Another study found that more specific forms of prompting resulted in better learning than more general prompting. Overall, this research suggests that when learners are required to generate responses on their own, more focused forms of prompting may be most effective.

The limitless-ness and vastness of open-ended questions that you can ask yourself can be overwhelming. Basically, you can try to give explanations to endless questions. For example, you can elaborate upon these questions about any particular content:

“What would happen if x is missing?”

“Can you explain the process y in your own words?”

“How are process x and process y similar?”

“What is the role of z?”

Given that these are open-ended questions, the response you can generate is endless. The above questions target different aspects of the content. I think having VoiceAttack to prompt me questions instead of generating them on my own is less cognitively demanding. Without those guided questions, you have to think about 1) what question to think about and 2) answer the question given. If there are five slots of working memory available, having to think about “what question to think about” takes up already one valuable slot. Being handed down the question frees you from the first step (what question to think about) so you can focus on the second step (answer the question given). In other words, you go from “what question to think about” to answer that question.

Without VoiceAttack I was pretty direction-less: “What to think about?” or “What question should I ask myself?” When I “think about” the content, it’s mostly just rephrasing it in my own words. Of course, this one question, “What’s that about?”, recalling what you read is beneficial in its own right. But in this way, different facets or aspects, such as compare and contrast, connecting it to prior knowledge is never thought about.

Metacognitive awareness

Having the awareness to press the trigger button, get a question, and then think about it is largely arbitrary and elusive. For example, when should I press the trigger button while reading? How do I decide? How long should I explain it? In other words, I might come across an important Topic, but the thought of “Hey, it’s important. Get a question and think about it” may never surface, so I’ll miss it.

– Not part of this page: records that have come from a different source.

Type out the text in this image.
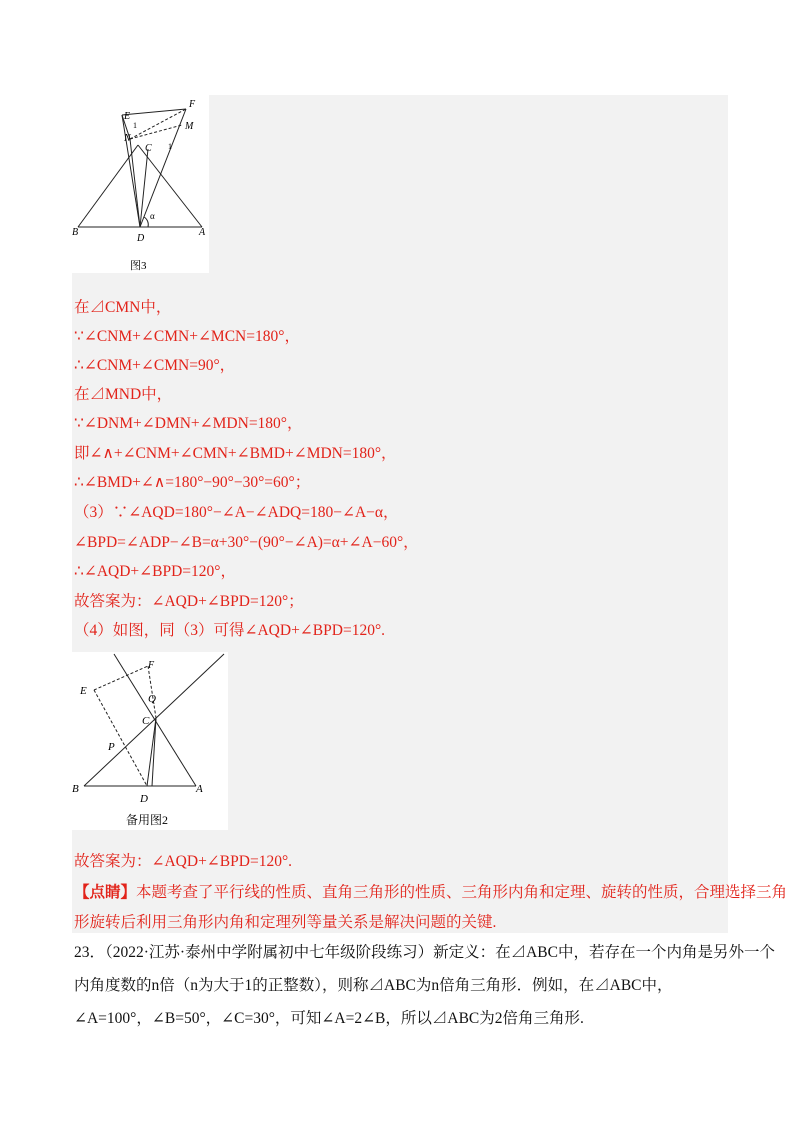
E
F
N
M
C
1
1
B
D
A
α
图3
在⊿CMN中，
∵∠CNM+∠CMN+∠MCN=180°，
∴∠CNM+∠CMN=90°，
在⊿MND中，
∵∠DNM+∠DMN+∠MDN=180°，
即∠∧+∠CNM+∠CMN+∠BMD+∠MDN=180°，
∴∠BMD+∠∧=180°−90°−30°=60°；
（3）∵∠AQD=180°−∠A−∠ADQ=180−∠A−α，
∠BPD=∠ADP−∠B=α+30°−(90°−∠A)=α+∠A−60°，
∴∠AQD+∠BPD=120°，
故答案为：∠AQD+∠BPD=120°；
（4）如图，同（3）可得∠AQD+∠BPD=120°.
E
F
Q
C
P
B
D
A
备用图2
故答案为：∠AQD+∠BPD=120°.
【点睛】本题考查了平行线的性质、直角三角形的性质、三角形内角和定理、旋转的性质，合理选择三角
形旋转后利用三角形内角和定理列等量关系是解决问题的关键.
23．（2022·江苏·泰州中学附属初中七年级阶段练习）新定义：在⊿ABC中，若存在一个内角是另外一个
内角度数的n倍（n为大于1的正整数），则称⊿ABC为n倍角三角形．例如，在⊿ABC中，
∠A=100°，∠B=50°，∠C=30°，可知∠A=2∠B，所以⊿ABC为2倍角三角形.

Answering a question before moving onto the next Topic is a good way to make self-explaining a habit. However, doing this for every Topic is mentally exhausting and time-consuming. Besides, some Topics are just not worthy of such mental effort. Thinking is hard. So I don’t do it for every Topic to balance between the quality (time spent on each item) and quantity (items to go through). So I just leave it at that. If I don’t consciously stop and think about it, I just assume it’s not important enough to be surfaced and registered to “hey stop and think about it now.”

Being asked these questions keeps me in the active thinking mode. I may be blank after the question “What’s that about?”, in this way I know something is wrong: either I don’t understand the content, or I was daydreaming (on auto-pilot mode) while reading. However, if it’s my initial encounter with the material, I just move on and try again next time. Self-explaining requires prior knowledge. During my first encounter with the material, I don’t have much prior knowledge to draw from, elaborate upon, and connect to. I need time to “internalize” and “digest” the material. After all the learning that’s happened in the meantime (spaced retrieval practice through flashcards, interleaving of reading material, progressive summarization of Topics, different attempts to answer those questions, and memory consolidation through sleep), when I encounter the same Topic again, I’ll have a higher chance of generating a legitimate and reasonable response.


This is my concrete implementation of the “self-explaining” learning strategy, rather than the elusive advice of “think actively about what you read”. I hope it’s been helpful.